その一言に、うまく返せなかった。嫌だった。

でも、ミナとしては嫌がる理由が薄い。朝比奈湊としては、ものすごく嫌だった。


「……少しだけ」


俺はミナの声で言った。陽斗はすぐに頷いた。


「分かった。言わない」


早い。軽くない。

その反応に、また胸が変な感じになった。


「瀬名くんは、すぐ謝るんですね」

「嫌がられたら、やめたいし」


「普段からそうすればいいのに」


口から出た瞬間、終わったと思った。今のは完全に朝比奈湊だった。

陽斗は一瞬だけ目を丸くした。それから、困ったように笑った。


「うん。そうだね」


責めない。突っ込まない。

ただ、受け止める。それがまた、ずるかった。


陽斗が帰ったあと、俺はノートを開き直した。


追記。

瀬名陽斗、嫌がったらやめる。


今さら。

遅い。


でも、少しだけ、悪いやつではないのかもしれない。


そこまで書いて、俺は慌てて線を引いた。

違う。


復讐対象だ。

流されるな、朝比奈湊。


俺は鞄を持って教室を出た。


****


校門へ向かう途中、朔と凪が並んでいるのが見えた。朔は俺を見ると、いつものように少し眉を寄せた。


「帰るのか」

「はい」


「今日は、あの話題もう出ないと思う」

「……どうしてですか」


「出させないから」


俺は返事に困った。凪が静かに言った。


「嫌だったでしょ」


息が止まる。


「何がですか」

「女の子だったら、って言われたこと」


俺は何も言えなかった。凪は、俺を追い詰めるような目ではなかった。

ただ、分かっている目だった。怖い。


怖いのに、少しだけ救われる。


「……少しだけ」


また同じ答えをした。凪は頷いた。


「じゃあ、止める」

「神崎くんは、簡単にそういうことを言うんですね」


「簡単じゃない」


短い返事だった。でも、嘘ではないと分かった。

俺は視線を落とした。


「ありがとうございます」


朔が、少しだけ目をそらした。


「別に。転入生が困ってたら、普通だろ」


普通。またそれだ。

普通の女子には優しい。ミナだから優しい。


そう思えば、全部説明できる。
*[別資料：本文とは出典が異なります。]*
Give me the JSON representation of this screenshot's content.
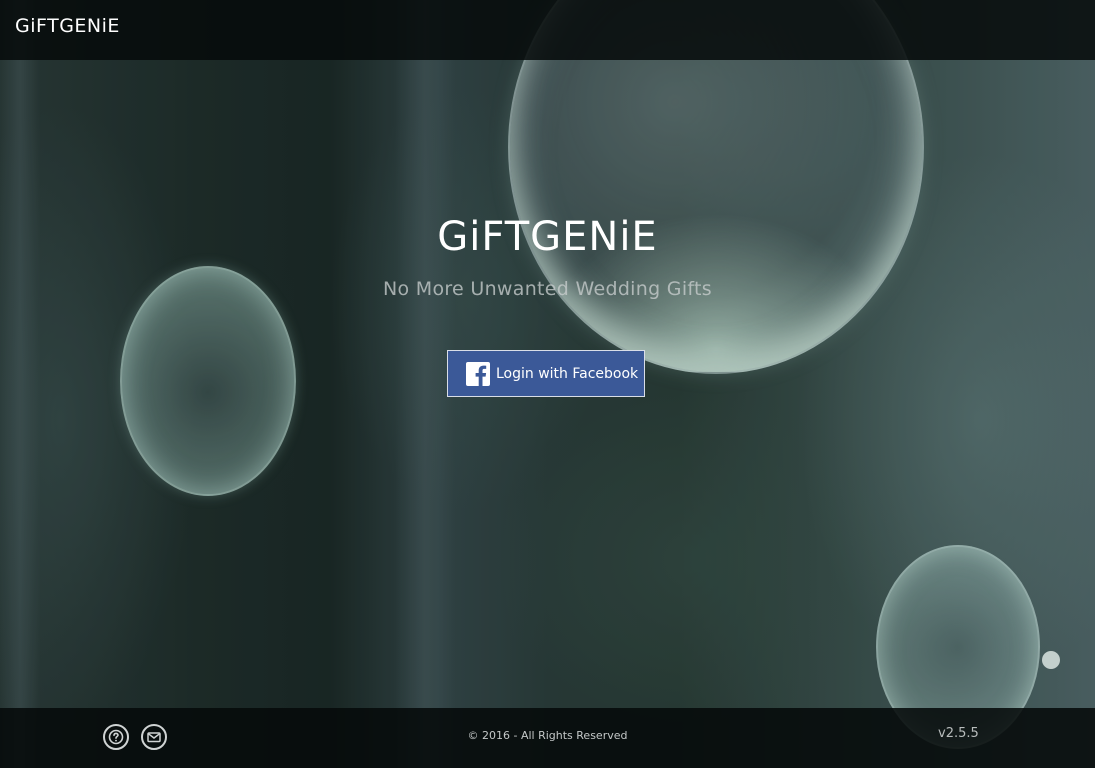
{
  "header": {
    "brand": "GiFTGENiE"
  },
  "hero": {
    "title": "GiFTGENiE",
    "subtitle": "No More Unwanted Wedding Gifts",
    "login_button_label": "Login with Facebook",
    "login_button_icon": "facebook-logo-icon",
    "login_button_color": "#3b5998"
  },
  "footer": {
    "help_icon": "question-circle-icon",
    "mail_icon": "envelope-icon",
    "copyright": "© 2016 - All Rights Reserved",
    "version": "v2.5.5"
  }
}
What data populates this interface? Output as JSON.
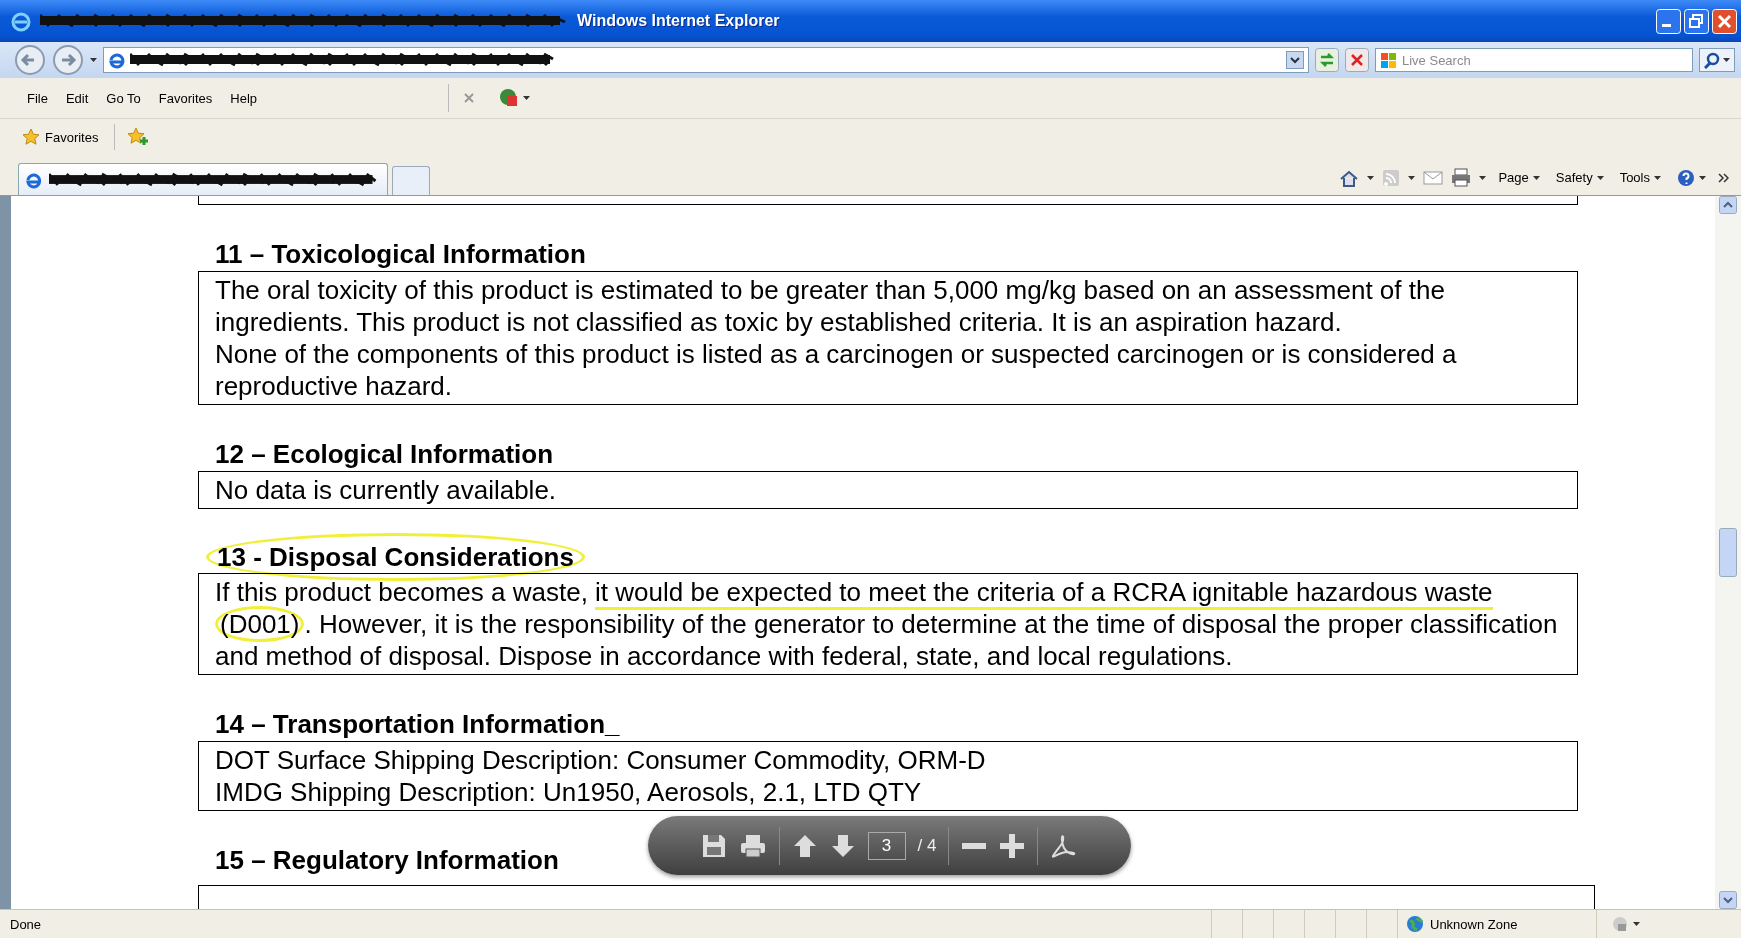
{
  "window": {
    "title": "Windows Internet Explorer"
  },
  "search": {
    "placeholder": "Live Search"
  },
  "menu": [
    "File",
    "Edit",
    "Go To",
    "Favorites",
    "Help"
  ],
  "favorites_bar": {
    "label": "Favorites"
  },
  "command_bar": [
    "Page",
    "Safety",
    "Tools"
  ],
  "document": {
    "sections": [
      {
        "heading": "11 – Toxicological Information",
        "circled": false,
        "paragraphs": [
          [
            {
              "text": "The oral toxicity of this product is estimated to be greater than 5,000 mg/kg based on an assessment of the ingredients. This product is not classified as toxic by established criteria. It is an aspiration hazard.",
              "underlined": false,
              "circled": false
            }
          ],
          [
            {
              "text": "None of the components of this product is listed as a carcinogen or suspected carcinogen or is considered a reproductive hazard.",
              "underlined": false,
              "circled": false
            }
          ]
        ]
      },
      {
        "heading": "12 – Ecological Information",
        "circled": false,
        "paragraphs": [
          [
            {
              "text": "No data is currently available.",
              "underlined": false,
              "circled": false
            }
          ]
        ]
      },
      {
        "heading": "13 - Disposal Considerations",
        "circled": true,
        "paragraphs": [
          [
            {
              "text": "If this product becomes a waste, ",
              "underlined": false,
              "circled": false
            },
            {
              "text": "it would be expected to meet the criteria of a RCRA ignitable hazardous waste ",
              "underlined": true,
              "circled": false
            },
            {
              "text": "(D001)",
              "underlined": false,
              "circled": true
            },
            {
              "text": ". However, it is the responsibility of the generator to determine at the time of disposal the proper classification and method of disposal. Dispose in accordance with federal, state, and local regulations.",
              "underlined": false,
              "circled": false
            }
          ]
        ]
      },
      {
        "heading": "14 – Transportation Information_",
        "circled": false,
        "paragraphs": [
          [
            {
              "text": "DOT Surface Shipping Description: Consumer Commodity, ORM-D",
              "underlined": false,
              "circled": false
            }
          ],
          [
            {
              "text": "IMDG Shipping Description: Un1950, Aerosols, 2.1, LTD QTY",
              "underlined": false,
              "circled": false
            }
          ]
        ]
      },
      {
        "heading": "15 – Regulatory Information",
        "circled": false
      }
    ]
  },
  "pdf_toolbar": {
    "page": "3",
    "total": "/ 4"
  },
  "status_bar": {
    "status": "Done",
    "zone": "Unknown Zone"
  }
}
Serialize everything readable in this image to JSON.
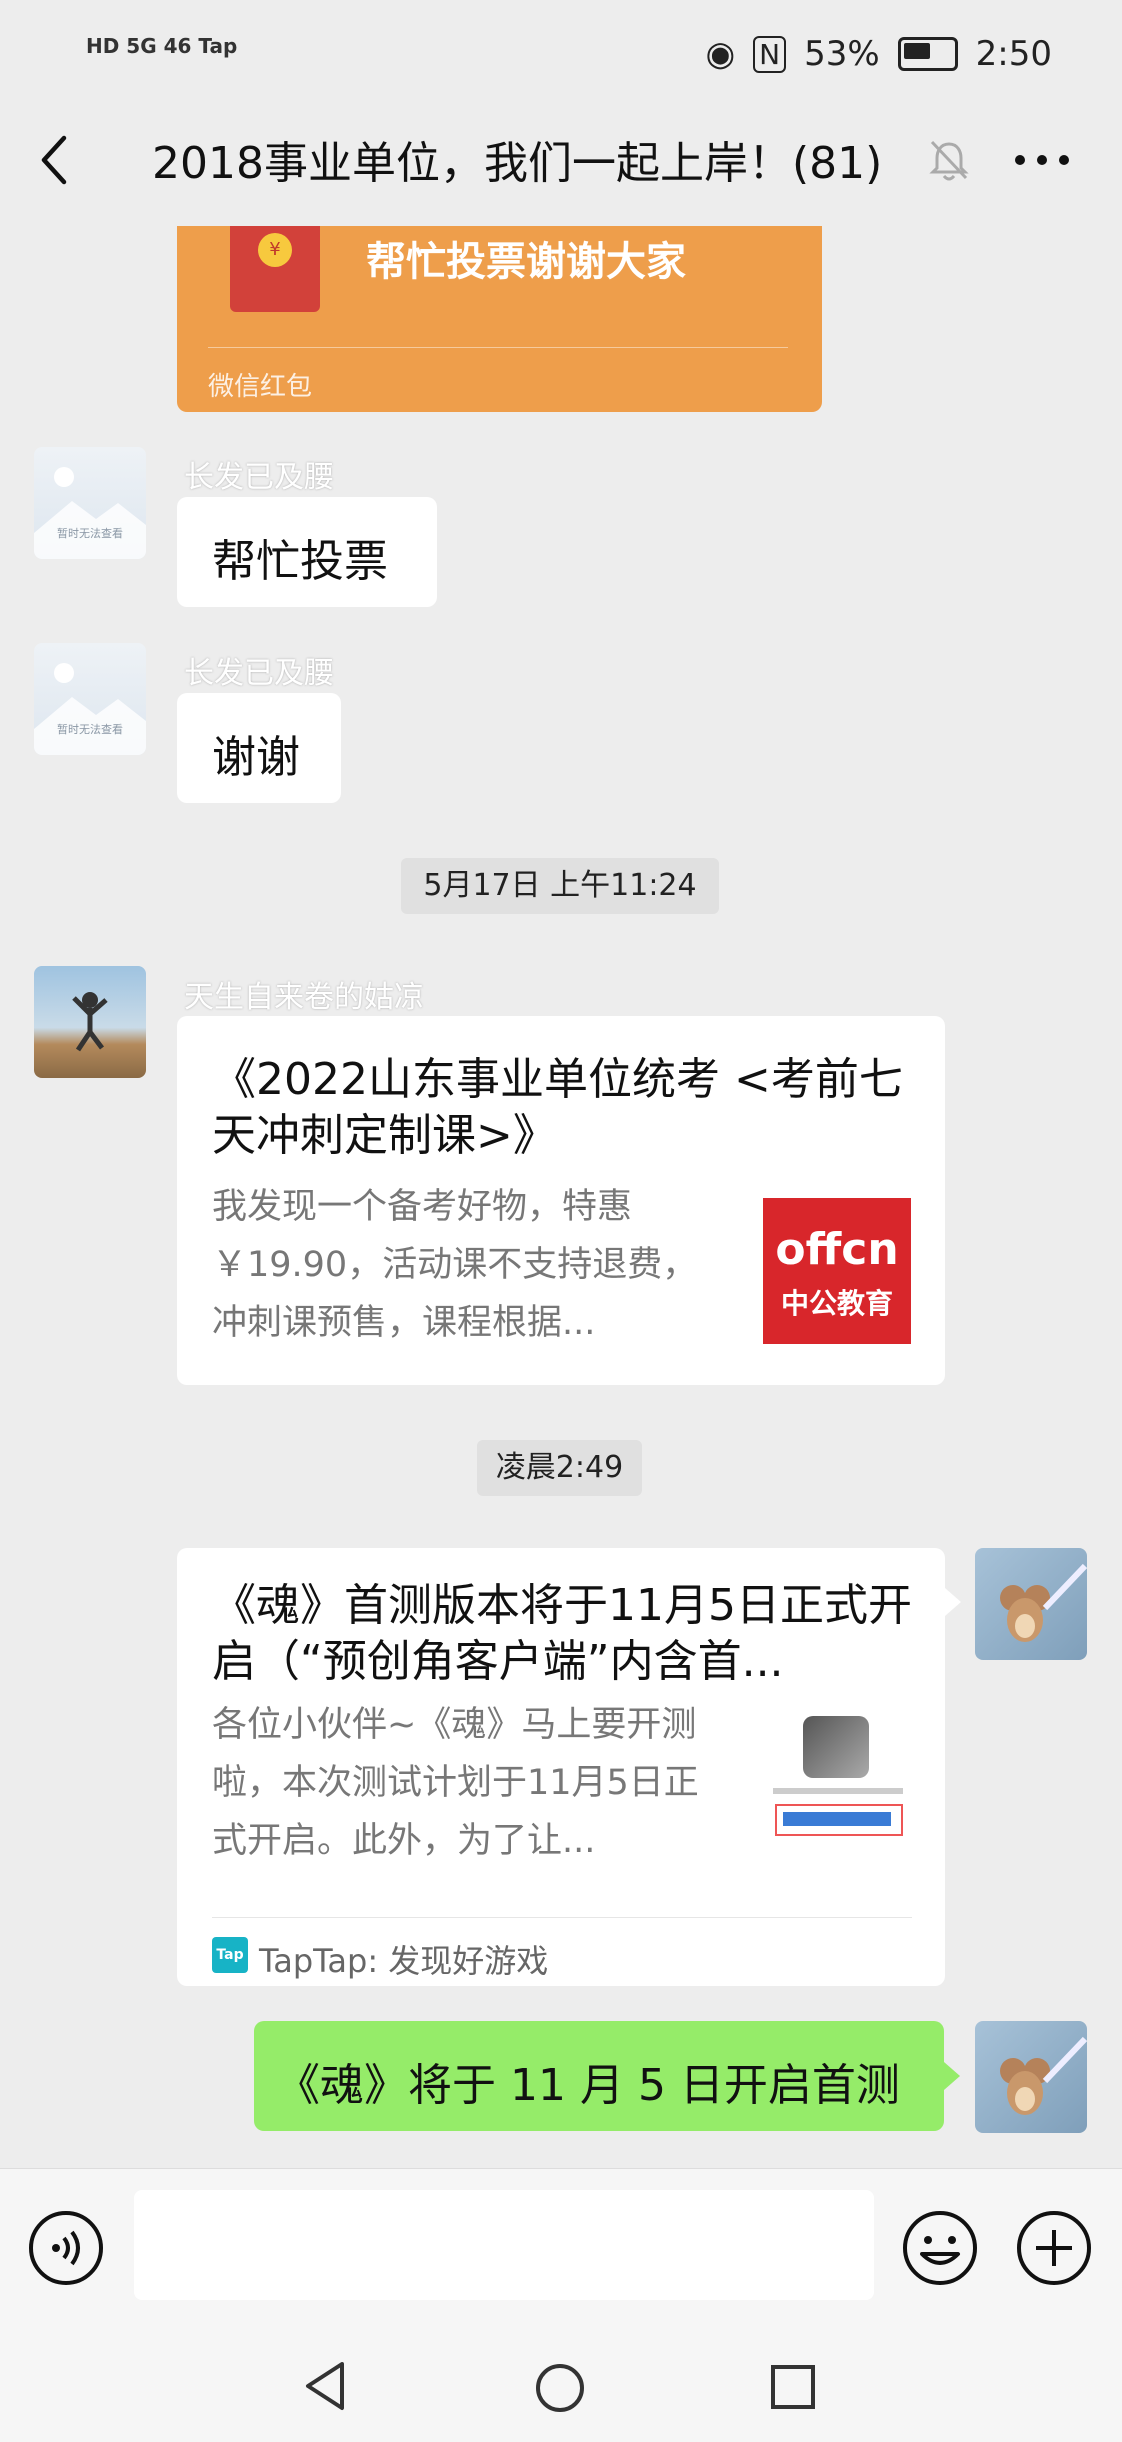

なのに、その説明では片づかない顔を、三人ともする。

俺は校門を出てからも、しばらく胸の奥が落ち着かなかった。


****


家に帰って、ミナ計画ノートの最後にこう書いた。


今日の勝敗。

押し切ったので勝ち。

たぶん勝ち。

でも、勝った気がしない。


似てるって何だよ。

俺は俺なのに。


ミナは俺なのに。

俺じゃないみたいに扱われる。


それが悔しい。

でも、守られたのは嫌じゃなかった。


その一行を見て、俺はしばらく固まった。嫌じゃなかった。

それは、かなり危険な言葉だった。俺は消そうとして、結局消さなかった。


****


その頃、学校の自販機前では、三人が並んでいた。


「今日、危なかったね」


陽斗が言うと、朔はため息をついた。


「本人の押し切りが雑すぎる」

「でも、あれ湊らしいよね。目の形違うし、声も違うし、そもそも性別違うしって」


「笑うな」


朔の声は低かった。陽斗は少しだけ表情を変えた。


「うん。ごめん」


凪が紙パックを持ったまま、静かに言った。


「女の子だったら、は駄目」

「分かってる」


陽斗の声も、今度は軽くなかった。


「あれ、俺も言った」


朔は黙った。凪も黙った。

陽斗は自分の手元を見た。


「湊、笑ってたから大丈夫だと思ってた。でも、今日の顔見て分かった。全然、大丈夫じゃなかった」


朔は壁にもたれたまま、低く言った。


「笑うのが上手いだけだろ、あいつは」


凪が頷いた。


「隠すのは下手。でも、我慢するのは上手い」


三人は少しの間、黙っていた。やがて、陽斗が顔を上げた。


「次から止める。ミナちゃんの時だけじゃなくて、湊に戻っても」


朔が短く言った。


「当然だろ」


凪も静かに頷いた。


「湊が、自分で言えるまで」


もちろん俺は、そんな会話を知らない。


****


俺はただ、ノートに書いた「嫌じゃなかった」の文字を見つめながら、自分に言い聞かせていた。

復讐は順調。あいつらは、ミナを女の子だと思っている。


だから優しい。俺じゃない。

ミナだから。そう思わないと、何かが崩れそうだった。